Your end goal is to have a single line of code, wherein you have strung together multiple commands using the pipe operator. These steps are detailed a little more below:

1. Extract only exon features from GTF file

We only want the exons (not CDS or start_codon features), so let's use the command to search for the word "exon". You can perform a "sanity check" first by piping the result to the head command for the first 10 lines.

2. Subset the extracted information from step 1 to only keep genomic coordinates

We will define the uniqueness of an exon by its genomic coordinates (start and end position) and strand (positive or negative). Therefore, we would like to keep 4 columns (chr, start, stop, and strand).

3. Remove duplicate exons

Now, we need to remove exons that show up multiple times for different transcripts.

4. Redirect and check

Finally, redirect the output to a new file and call it chr1-hg19_exons.txt. Do a final check on the number of lines and file size for this newly created file.

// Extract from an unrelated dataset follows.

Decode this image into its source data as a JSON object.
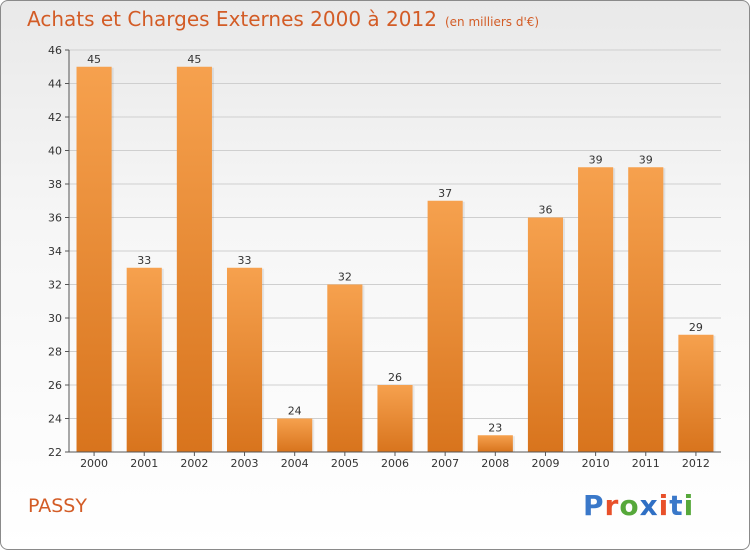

Report the entire command you have at this stage, the number of lines output, and the file size in your homework as an answer for Part 1.

Part B: Jupiter Notebook Class Exercise #6 (25 points)

Directions for Part 2: Submit two screenshots.

  • One of your final script (output from #11).

  • The second screenshot will be of your terminal screen after running your script (output from #12).